The Canadian dollar racked up a solid gain Tuesday morning, reflecting a sharp runup in oil and copper prices Monday while domestic markets were closed for Victoria Day.
The commodity-sensitive loonie gained 0.41 of a cent to 98.37 cents US.
Commodity prices were mixed after oil and copper advanced Monday after closing at multi-month lows last week on demand worries and a strengthening U.S. dollar. Traders have avoided riskier investments such as commodities, equities and resource-based currencies such as the Canadian dollar and bought into the safe haven status of U.S. Treasuries.
A stronger greenback usually helps depress oil prices, which are denominated in dollars, as it makes oil more expensive for holders of other currencies.
The June crude contract on the New York Mercantile Exchange was off 12 cents to US$92.45 a barrel after gaining $1.09 Monday.
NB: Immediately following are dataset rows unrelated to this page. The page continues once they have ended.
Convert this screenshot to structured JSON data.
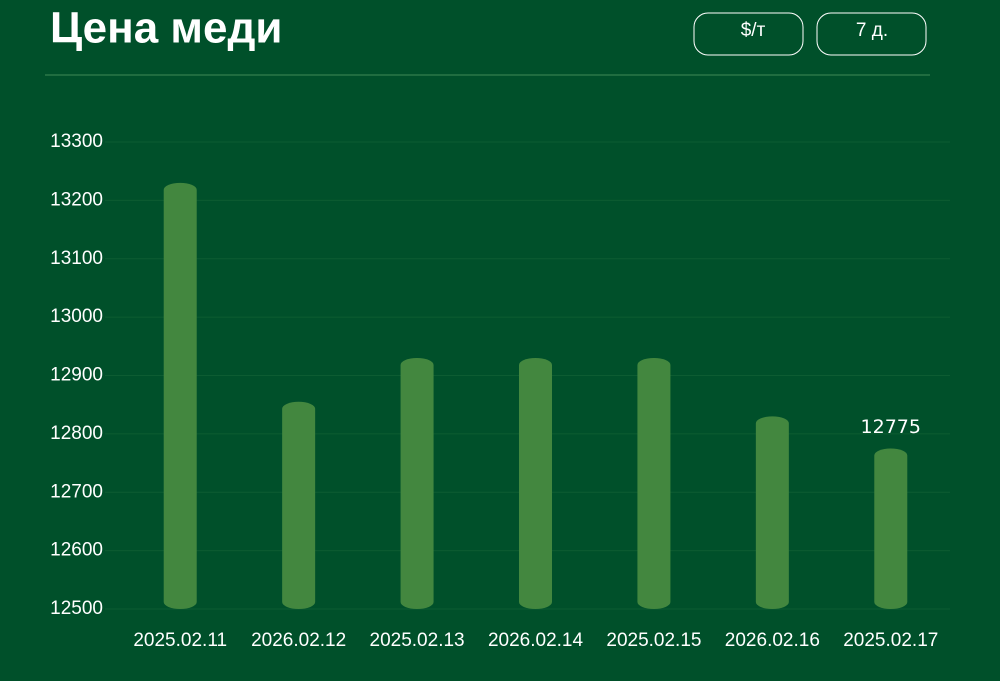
{
  "chart_data": {
    "type": "bar",
    "title": "Цена меди",
    "buttons": [
      "$/т",
      "7 д."
    ],
    "categories": [
      "2025.02.11",
      "2026.02.12",
      "2025.02.13",
      "2026.02.14",
      "2025.02.15",
      "2026.02.16",
      "2025.02.17"
    ],
    "values": [
      13230,
      12855,
      12930,
      12930,
      12930,
      12830,
      12775
    ],
    "value_labels": [
      null,
      null,
      null,
      null,
      null,
      null,
      "12775"
    ],
    "color": "#43873f",
    "ylim": [
      12500,
      13300
    ],
    "yticks": [
      12500,
      12600,
      12700,
      12800,
      12900,
      13000,
      13100,
      13200,
      13300
    ],
    "grid": true
  }
}
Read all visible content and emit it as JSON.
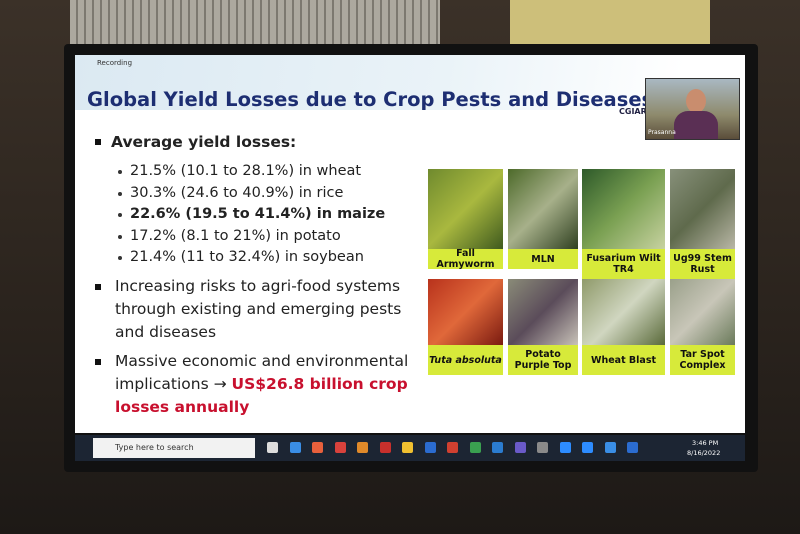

Copper traded at US$3.50 a pound, holding on to Monday’s three-cent gain.
June gold was off $8.20 to US$1,580.50 an ounce after dipping $3.20.
The Canadian currency has swooned about three US cents during May, largely because of market nervousness over the future of the eurozone.
Uncertainty has persuaded traders to pile into U.S. Treasuries and avoid riskier assets such as commodities (which have fallen to multi-month lows) and resource-based currencies such as the Canadian dollar.
The worry is that Greek political parties dead set against the austerity programs that have made crucial bailouts possible will be in an influential position after the next election June 17. A repudiation of those agreements would likely trigger a default and Greece would have to exit the eurozone.
Meanwhile, traders also digested a dire warning from the Organization for Economic Cooperation and Development that the 17-country eurozone risks falling into a “severe recession.” And the OECD, which comprises the world’s most developed economies, called on governments and Europe’s central bank to act quickly to stop the slowdown spilling over into the global economy.
OECD Chief Economist Pier Carlo Padoan called on eurozone leaders to adopt a “policy compact” to promote growth even while reducing deficits.
So-called eurobonds — debt issued jointly by countries in the currency bloc — could be used to recapitalize banks, Padoan said.
He also reiterated his call of six months ago for the ECB to do more to stem Europe’s crisis.
Traders also focused on a summit of European leaders that’s expected to be dominated by calls to boost economic growth across the continent.
On Wednesday, the leaders of the 27 European Union countries will hold an informal meeting in Brussels. The summit is expected to focus on ways to kick start the region’s faltering economy.